Brave new worlds: colonising (and surviving) Antarctica
As Earth’s climate has fluctuated over the millions of years of the planet’s evolution, various plant and animal habitats have been rendered uninhabitable, and new habitats have been created.
During ice ages, when the continents were covered in glaciers, many plants and animals were forced to move to slightly more hospitable, warmer latitudes towards the equator.
The most recent period of intense glaciation reached its peak—the Last Glacial Maximum (LGM)—around 20,000 years ago. In the Northern Hemisphere, as the ice melted and the extensive glaciers of this period retreated, species were able to return northwards, repopulating their previous territories and re-establishing themselves.
The story in the south is a little different though, and it’s this story that the 2018 Australian Academy of Science Fenner Medal recipient, Dr Ceridwen Fraser, is investigating using a combination of genetic and ecological information.
Antarctica and its nearby islands are surrounded by the Southern Ocean, which isolates them from the continents to the north. The strong circular currents and winds of the Southern Ocean make it extremely difficult for species to move far south as the climate warms.
Some Antarctic terrestrial species have been present on the continent for millions of years, obviously surviving the repeated cycles of intense glaciation and their thick blankets of ice. For these species, survival was a matter of finding local refugia—isolated pockets where conditions allowed them to persist. After conducting a comprehensive survey of Antarctica’s current-day terrestrial biodiversity, Dr Fraser and her colleagues found an interesting pattern.
It appears that the persistence of life on the icy continent has Antarctica’s volcanoes to thank—biodiversity is richest close to sites of geothermal activity, with increased diversity in these areas, particularly of plants and fungi.
Further away from geothermal sites, diversity declines. The geothermal activity deep underground produced localised regions of heat that were sufficient to keep pockets of Antarctica ice free—tiny patches of land, or in some regions caves, beneath the ice provided a warm(ish) haven for the terrestrial species.
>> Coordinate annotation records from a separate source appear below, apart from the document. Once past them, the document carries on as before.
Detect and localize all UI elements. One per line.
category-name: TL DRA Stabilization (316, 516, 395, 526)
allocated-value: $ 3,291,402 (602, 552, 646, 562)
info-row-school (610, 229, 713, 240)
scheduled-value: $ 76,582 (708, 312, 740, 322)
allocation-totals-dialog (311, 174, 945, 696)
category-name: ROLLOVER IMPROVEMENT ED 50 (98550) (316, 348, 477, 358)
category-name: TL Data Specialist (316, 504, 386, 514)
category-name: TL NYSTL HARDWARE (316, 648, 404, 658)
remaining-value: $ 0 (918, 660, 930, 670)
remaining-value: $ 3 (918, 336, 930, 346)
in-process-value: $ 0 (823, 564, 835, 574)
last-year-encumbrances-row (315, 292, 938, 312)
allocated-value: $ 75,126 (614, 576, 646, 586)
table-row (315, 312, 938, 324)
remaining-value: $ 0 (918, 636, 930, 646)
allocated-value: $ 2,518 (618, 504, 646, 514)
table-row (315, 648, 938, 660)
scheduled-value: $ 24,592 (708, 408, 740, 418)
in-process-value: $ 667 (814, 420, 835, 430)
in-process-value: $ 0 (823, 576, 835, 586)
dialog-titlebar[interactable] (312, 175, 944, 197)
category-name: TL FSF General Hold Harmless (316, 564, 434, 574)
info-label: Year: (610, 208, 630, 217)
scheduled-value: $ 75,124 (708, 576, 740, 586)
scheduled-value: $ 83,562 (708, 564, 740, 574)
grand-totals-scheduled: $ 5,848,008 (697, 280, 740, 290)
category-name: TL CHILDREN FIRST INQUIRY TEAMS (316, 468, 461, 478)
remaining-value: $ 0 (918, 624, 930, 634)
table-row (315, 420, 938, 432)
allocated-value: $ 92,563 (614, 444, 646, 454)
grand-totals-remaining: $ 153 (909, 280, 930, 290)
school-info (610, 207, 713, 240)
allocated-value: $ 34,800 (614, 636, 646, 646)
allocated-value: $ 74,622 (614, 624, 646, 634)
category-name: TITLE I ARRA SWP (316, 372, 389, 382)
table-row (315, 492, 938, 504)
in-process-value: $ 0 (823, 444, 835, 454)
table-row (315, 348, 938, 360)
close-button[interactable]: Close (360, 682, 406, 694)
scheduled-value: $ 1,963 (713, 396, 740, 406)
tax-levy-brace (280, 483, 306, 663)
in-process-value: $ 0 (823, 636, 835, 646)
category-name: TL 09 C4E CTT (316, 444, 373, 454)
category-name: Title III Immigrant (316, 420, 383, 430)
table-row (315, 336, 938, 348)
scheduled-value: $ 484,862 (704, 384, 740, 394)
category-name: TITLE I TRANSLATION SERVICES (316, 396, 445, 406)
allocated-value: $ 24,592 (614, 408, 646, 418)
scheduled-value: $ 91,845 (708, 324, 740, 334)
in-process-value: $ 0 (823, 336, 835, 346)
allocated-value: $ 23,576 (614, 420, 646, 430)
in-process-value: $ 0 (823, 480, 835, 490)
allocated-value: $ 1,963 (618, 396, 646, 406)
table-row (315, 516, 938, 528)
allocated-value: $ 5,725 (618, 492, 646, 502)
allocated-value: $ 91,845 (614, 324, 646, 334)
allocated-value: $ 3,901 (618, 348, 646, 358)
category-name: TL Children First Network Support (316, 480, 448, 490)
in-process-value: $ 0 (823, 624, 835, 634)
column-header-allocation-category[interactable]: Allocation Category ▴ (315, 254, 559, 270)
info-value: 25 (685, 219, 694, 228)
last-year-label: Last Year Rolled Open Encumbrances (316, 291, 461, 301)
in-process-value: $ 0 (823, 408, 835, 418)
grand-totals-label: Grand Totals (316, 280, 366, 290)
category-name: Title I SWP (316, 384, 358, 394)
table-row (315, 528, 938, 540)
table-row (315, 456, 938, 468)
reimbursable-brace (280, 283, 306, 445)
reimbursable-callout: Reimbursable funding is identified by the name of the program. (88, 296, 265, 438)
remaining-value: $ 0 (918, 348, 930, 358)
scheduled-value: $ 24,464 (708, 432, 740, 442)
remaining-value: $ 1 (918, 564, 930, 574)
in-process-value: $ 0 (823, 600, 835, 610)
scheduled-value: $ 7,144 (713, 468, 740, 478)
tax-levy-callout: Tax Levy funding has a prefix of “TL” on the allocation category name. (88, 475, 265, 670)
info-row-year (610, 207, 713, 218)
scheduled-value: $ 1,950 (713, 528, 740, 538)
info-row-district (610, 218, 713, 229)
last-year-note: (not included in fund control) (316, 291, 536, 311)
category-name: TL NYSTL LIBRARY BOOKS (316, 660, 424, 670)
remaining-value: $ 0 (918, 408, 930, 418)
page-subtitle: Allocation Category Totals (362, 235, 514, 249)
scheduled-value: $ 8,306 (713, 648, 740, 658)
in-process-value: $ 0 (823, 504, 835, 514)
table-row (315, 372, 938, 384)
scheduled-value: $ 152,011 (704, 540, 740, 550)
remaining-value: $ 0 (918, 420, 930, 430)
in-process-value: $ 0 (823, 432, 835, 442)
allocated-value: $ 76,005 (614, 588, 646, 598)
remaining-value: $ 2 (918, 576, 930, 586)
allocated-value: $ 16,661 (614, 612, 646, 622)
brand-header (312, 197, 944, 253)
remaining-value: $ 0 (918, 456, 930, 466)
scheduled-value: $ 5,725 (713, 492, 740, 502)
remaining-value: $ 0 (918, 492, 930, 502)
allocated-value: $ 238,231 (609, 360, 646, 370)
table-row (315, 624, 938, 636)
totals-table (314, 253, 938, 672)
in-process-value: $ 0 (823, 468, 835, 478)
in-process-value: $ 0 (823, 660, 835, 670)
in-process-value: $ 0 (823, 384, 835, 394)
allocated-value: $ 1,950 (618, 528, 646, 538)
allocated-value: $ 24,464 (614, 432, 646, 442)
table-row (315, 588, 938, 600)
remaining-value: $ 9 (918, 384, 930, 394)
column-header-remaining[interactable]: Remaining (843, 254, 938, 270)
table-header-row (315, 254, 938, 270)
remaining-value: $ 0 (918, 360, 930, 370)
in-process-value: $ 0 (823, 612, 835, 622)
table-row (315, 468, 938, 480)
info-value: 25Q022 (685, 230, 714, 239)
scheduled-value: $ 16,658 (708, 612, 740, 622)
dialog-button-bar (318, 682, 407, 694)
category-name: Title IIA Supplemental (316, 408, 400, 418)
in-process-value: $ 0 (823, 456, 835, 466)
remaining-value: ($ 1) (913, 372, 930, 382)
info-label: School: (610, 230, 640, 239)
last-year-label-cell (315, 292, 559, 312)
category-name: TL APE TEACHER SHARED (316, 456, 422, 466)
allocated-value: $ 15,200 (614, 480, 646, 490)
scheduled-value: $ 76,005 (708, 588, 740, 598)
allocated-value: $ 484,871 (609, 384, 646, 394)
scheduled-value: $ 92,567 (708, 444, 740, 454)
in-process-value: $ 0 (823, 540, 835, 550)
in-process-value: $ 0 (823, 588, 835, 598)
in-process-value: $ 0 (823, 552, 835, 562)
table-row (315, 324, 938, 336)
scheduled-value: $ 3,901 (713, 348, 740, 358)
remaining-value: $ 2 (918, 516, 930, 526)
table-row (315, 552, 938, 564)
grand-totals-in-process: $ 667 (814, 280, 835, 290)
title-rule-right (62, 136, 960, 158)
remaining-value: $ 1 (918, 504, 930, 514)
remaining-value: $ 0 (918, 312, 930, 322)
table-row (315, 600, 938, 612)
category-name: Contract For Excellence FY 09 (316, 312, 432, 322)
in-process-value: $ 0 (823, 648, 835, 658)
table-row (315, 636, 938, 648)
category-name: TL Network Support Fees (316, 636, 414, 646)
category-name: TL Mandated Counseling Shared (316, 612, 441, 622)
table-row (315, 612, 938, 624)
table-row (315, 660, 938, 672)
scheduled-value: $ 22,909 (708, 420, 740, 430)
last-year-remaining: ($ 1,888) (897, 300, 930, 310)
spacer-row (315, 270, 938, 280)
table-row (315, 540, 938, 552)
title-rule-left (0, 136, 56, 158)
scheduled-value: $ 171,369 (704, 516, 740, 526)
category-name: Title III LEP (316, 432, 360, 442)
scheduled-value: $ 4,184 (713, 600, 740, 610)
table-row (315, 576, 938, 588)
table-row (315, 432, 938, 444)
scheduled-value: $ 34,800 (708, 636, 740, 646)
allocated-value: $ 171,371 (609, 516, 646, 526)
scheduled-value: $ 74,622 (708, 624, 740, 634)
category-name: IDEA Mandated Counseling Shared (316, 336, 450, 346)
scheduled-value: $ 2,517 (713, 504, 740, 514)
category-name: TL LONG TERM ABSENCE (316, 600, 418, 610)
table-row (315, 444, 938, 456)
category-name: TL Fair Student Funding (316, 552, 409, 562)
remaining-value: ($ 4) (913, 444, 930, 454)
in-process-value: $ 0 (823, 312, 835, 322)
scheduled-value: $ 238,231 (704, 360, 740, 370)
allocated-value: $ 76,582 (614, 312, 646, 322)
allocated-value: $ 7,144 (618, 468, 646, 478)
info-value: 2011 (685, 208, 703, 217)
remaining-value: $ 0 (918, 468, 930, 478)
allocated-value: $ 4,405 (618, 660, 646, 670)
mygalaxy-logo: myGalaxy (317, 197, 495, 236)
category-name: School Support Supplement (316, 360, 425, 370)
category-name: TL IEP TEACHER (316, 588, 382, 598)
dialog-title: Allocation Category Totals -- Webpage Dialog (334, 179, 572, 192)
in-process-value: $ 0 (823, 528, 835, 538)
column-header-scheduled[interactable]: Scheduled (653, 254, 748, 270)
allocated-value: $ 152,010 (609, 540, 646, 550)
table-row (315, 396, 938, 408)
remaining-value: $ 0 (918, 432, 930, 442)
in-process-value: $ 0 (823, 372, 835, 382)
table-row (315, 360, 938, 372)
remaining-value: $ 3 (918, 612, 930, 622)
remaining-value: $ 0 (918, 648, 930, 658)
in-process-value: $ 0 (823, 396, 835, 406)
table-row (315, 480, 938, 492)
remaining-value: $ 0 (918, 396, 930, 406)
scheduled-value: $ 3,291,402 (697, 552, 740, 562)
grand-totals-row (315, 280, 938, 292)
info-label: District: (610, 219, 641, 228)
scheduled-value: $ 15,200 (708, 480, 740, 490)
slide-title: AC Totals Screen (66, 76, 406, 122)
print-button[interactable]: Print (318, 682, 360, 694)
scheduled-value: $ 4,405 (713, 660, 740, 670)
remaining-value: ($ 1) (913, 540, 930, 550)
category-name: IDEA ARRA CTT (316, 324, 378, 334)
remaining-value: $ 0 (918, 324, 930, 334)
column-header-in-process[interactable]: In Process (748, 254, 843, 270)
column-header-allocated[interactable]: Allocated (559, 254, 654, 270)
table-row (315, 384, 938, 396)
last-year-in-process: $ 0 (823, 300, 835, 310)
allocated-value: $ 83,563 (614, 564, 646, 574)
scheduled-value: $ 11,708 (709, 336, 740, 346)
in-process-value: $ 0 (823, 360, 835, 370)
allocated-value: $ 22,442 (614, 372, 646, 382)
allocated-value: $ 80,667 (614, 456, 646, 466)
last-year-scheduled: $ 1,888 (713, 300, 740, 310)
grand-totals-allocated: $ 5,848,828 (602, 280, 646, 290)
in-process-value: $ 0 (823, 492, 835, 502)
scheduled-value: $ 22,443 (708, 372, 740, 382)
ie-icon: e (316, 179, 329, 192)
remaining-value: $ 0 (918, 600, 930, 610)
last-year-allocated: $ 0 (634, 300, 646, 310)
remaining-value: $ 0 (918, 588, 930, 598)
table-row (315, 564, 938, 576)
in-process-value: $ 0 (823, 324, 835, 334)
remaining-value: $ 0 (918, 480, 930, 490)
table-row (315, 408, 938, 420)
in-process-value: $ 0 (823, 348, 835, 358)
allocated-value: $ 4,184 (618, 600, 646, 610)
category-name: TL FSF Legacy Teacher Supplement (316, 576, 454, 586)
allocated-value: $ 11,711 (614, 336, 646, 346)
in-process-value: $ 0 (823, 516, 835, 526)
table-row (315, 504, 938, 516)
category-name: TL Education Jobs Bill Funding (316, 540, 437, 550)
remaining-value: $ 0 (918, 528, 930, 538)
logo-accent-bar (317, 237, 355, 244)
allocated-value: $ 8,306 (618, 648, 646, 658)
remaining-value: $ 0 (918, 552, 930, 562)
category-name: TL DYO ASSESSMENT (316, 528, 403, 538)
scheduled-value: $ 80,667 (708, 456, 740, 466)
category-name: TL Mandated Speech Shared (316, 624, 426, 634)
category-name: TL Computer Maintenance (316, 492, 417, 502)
Another area of study for Dr Fraser is how species migrate to new territories. The Southern Ocean is vast—it’s pretty hard to cross that much water if you can’t swim (or fly). However, some enterprising organisms have managed to ‘raft’ at least partway across the Southern Ocean, from subantarctic regions to the north.
A diverse community of sea creatures, including barnacles (Lepas australis), isopods (tiny crustaceans; Limnoria sp.), bivalves (Kidderia sp.), a sea-spider (Tanystylum antipodum), a nudibranch (Fiona pinnata) and a few species of chitons and gastropods were found to be passengers on pieces of bull kelp seaweed (Durvillaea antarctica) washed up on the Otago coast of New Zealand.
Genetic analyses of the isopods, and the bull kelp itself, revealed that they were clearly genetically distinct to mainland New Zealand species, but were a match to populations from the subantarctic, leading the researchers to conclude that both the seaweed and its hitchhiking passengers had travelled at least 390-600 kilometres, from the Snares or Auckland Islands.
This evidence suggests that complex communities can indeed raft hundreds of kilometres across oceans. What’s more, if conditions are right—for example, if there are no other members of the same species already established that could ‘block’ settlement of the new immigrants—this process can allow for the colonisation of far-distant lands, subject to the whims of the wind and ocean currents.
These are a just a few of the insights that Dr Fraser’s work has provided on the ways that climate and environmental factors influence biodiversity, and the migration and perseverance of life into new territories. As well as helping to understand the ecological history of places like Antarctica, her work also contributes developing optimal management plans for conservation of biodiversity into the future.